I do not have a strong opinion on what the API ought to be -- just that
the feature is a necessary one.
And I fully accept that for Cookie/HTTP auth/SSL session credentials, but I
would like to see some real code evidence that omitting Origin: and Referer: is
necessary too. In theory sites might use them as credentials as you say, but
in practise I don't see how that can work and be safe on the web.
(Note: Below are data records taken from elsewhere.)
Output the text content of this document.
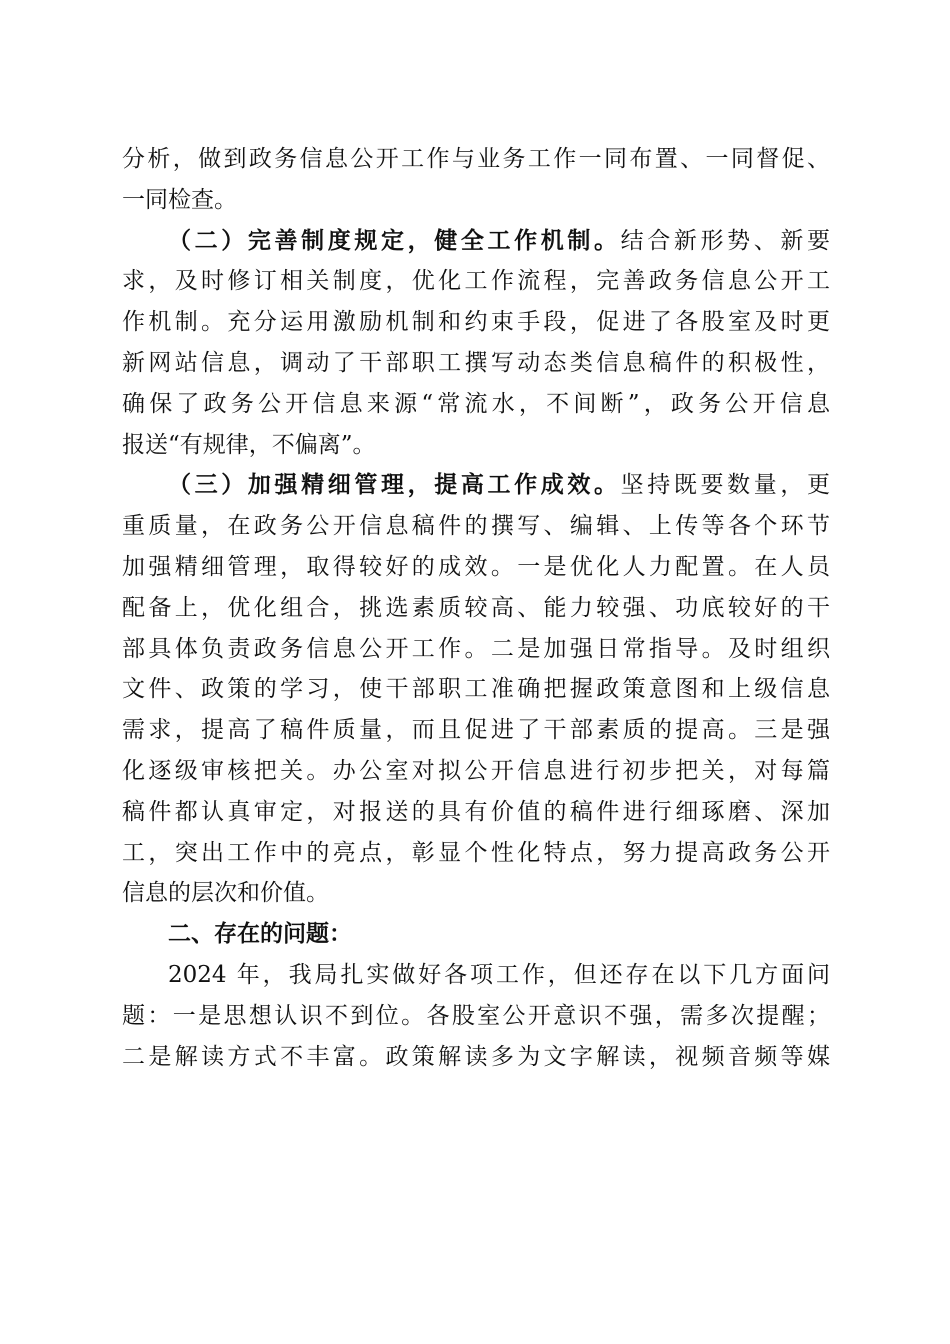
分析，做到政务信息公开工作与业务工作一同布置、一同督促、
一同检查。
（二）完善制度规定，健全工作机制。结合新形势、新要
求，及时修订相关制度，优化工作流程，完善政务信息公开工
作机制。充分运用激励机制和约束手段，促进了各股室及时更
新网站信息，调动了干部职工撰写动态类信息稿件的积极性，
确保了政务公开信息来源“常流水，不间断”，政务公开信息
报送“有规律，不偏离”。
（三）加强精细管理，提高工作成效。坚持既要数量，更
重质量，在政务公开信息稿件的撰写、编辑、上传等各个环节
加强精细管理，取得较好的成效。一是优化人力配置。在人员
配备上，优化组合，挑选素质较高、能力较强、功底较好的干
部具体负责政务信息公开工作。二是加强日常指导。及时组织
文件、政策的学习，使干部职工准确把握政策意图和上级信息
需求，提高了稿件质量，而且促进了干部素质的提高。三是强
化逐级审核把关。办公室对拟公开信息进行初步把关，对每篇
稿件都认真审定，对报送的具有价值的稿件进行细琢磨、深加
工，突出工作中的亮点，彰显个性化特点，努力提高政务公开
信息的层次和价值。
二、存在的问题：
2024 年，我局扎实做好各项工作，但还存在以下几方面问
题：一是思想认识不到位。各股室公开意识不强，需多次提醒；
二是解读方式不丰富。政策解读多为文字解读，视频音频等媒
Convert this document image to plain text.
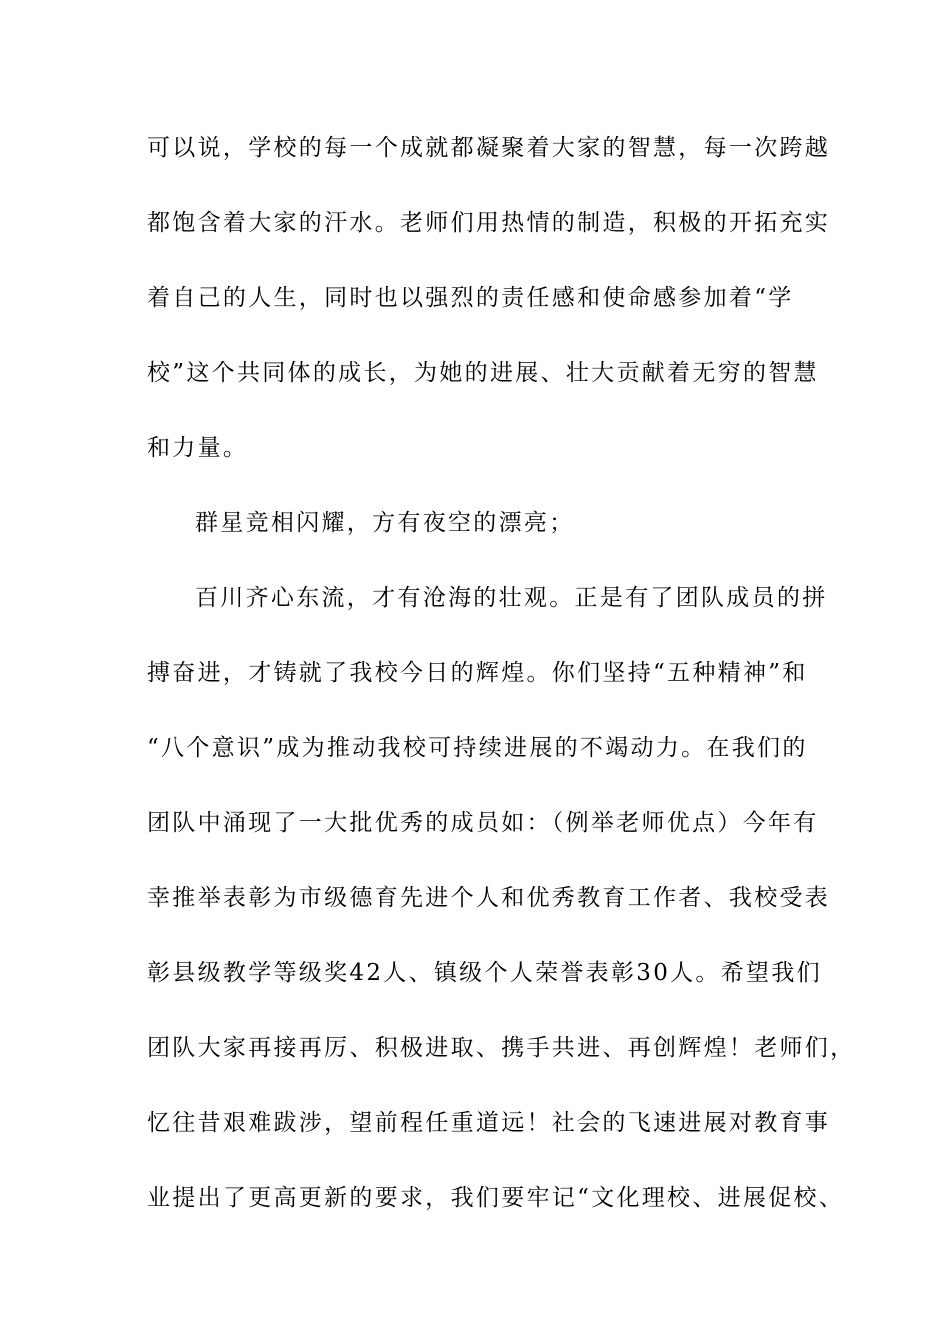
可以说，学校的每一个成就都凝聚着大家的智慧，每一次跨越
都饱含着大家的汗水。老师们用热情的制造，积极的开拓充实
着自己的人生，同时也以强烈的责任感和使命感参加着“学
校”这个共同体的成长，为她的进展、壮大贡献着无穷的智慧
和力量。
群星竞相闪耀，方有夜空的漂亮；
百川齐心东流，才有沧海的壮观。正是有了团队成员的拼
搏奋进，才铸就了我校今日的辉煌。你们坚持“五种精神”和
“八个意识”成为推动我校可持续进展的不竭动力。在我们的
团队中涌现了一大批优秀的成员如：（例举老师优点）今年有
幸推举表彰为市级德育先进个人和优秀教育工作者、我校受表
彰县级教学等级奖42人、镇级个人荣誉表彰30人。希望我们
团队大家再接再厉、积极进取、携手共进、再创辉煌！老师们，
忆往昔艰难跋涉，望前程任重道远！社会的飞速进展对教育事
业提出了更高更新的要求，我们要牢记“文化理校、进展促校、
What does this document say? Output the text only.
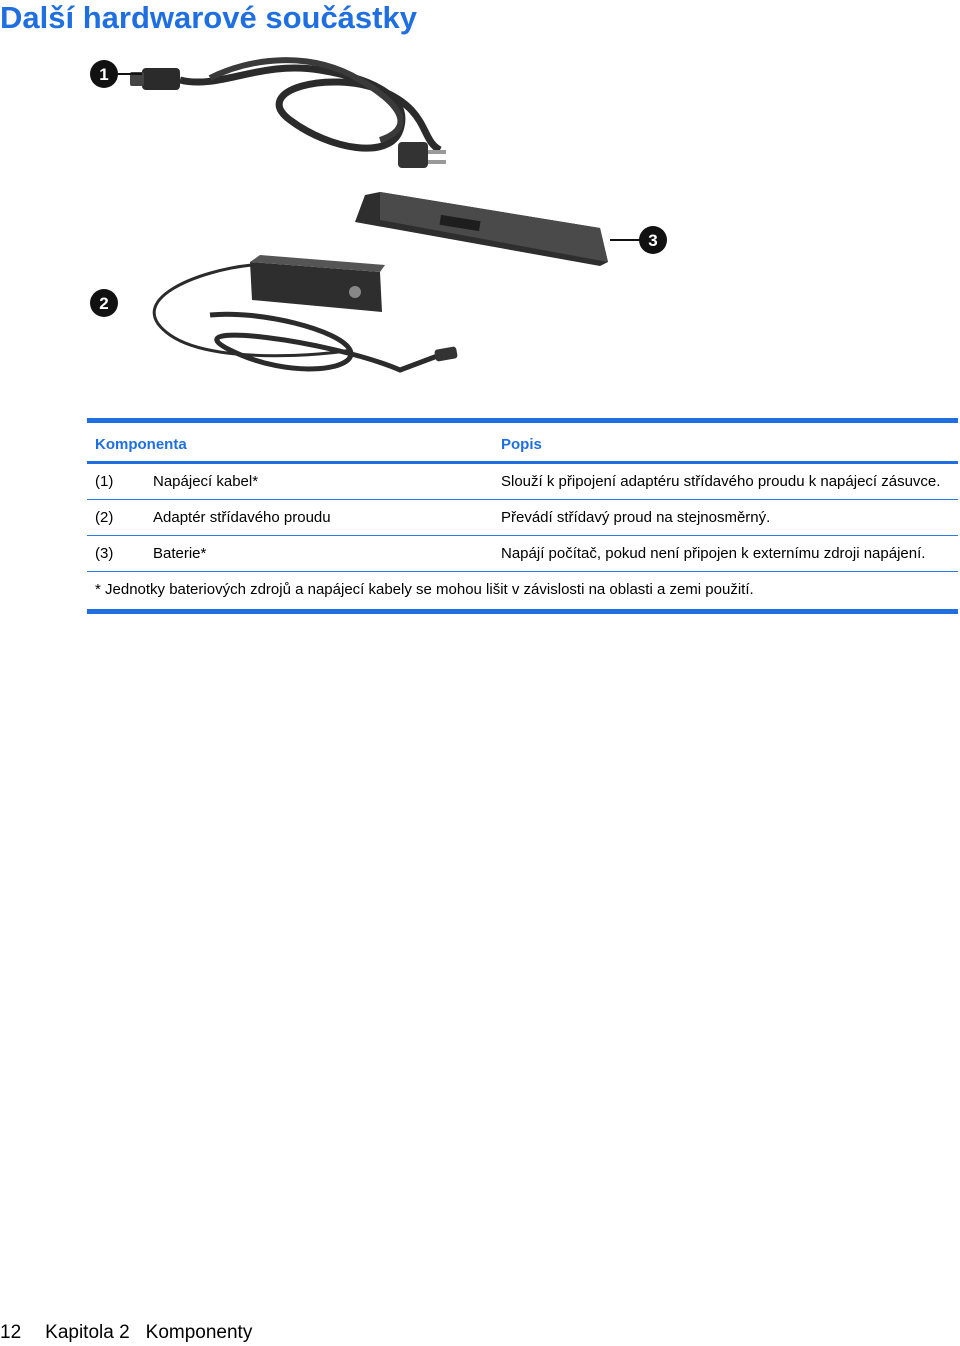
Další hardwarové součástky
1
2
3
Komponenta	Popis
(1)	Napájecí kabel*	Slouží k připojení adaptéru střídavého proudu k napájecí zásuvce.
(2)	Adaptér střídavého proudu	Převádí střídavý proud na stejnosměrný.
(3)	Baterie*	Napájí počítač, pokud není připojen k externímu zdroji napájení.
* Jednotky bateriových zdrojů a napájecí kabely se mohou lišit v závislosti na oblasti a zemi použití.
12 Kapitola 2 Komponenty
If we ship XHR with an anonymous flag removing Origin: and Referer: and call
it a security feature, wouldn't that *encourage* sites to validate requests by
Origin: and Referer:? Aren't we basically pushing snake oil security measures
if we do so?
That said using two boolean flags (withCredentials and anon) to
represent what is at least currently a tri-state value does (as you
point out) run the risk of confusing developers who set the flags
to conflicting values.
To be fair: as the spec is written, it's not supposed to be possible to set
them to conflicting values. Implementations may of course be buggy..
I hope you don't mind me going on and on about this.. I think we may still have
time to improve the spec here and make implementations support Caja's use cases
better, so your input is very useful.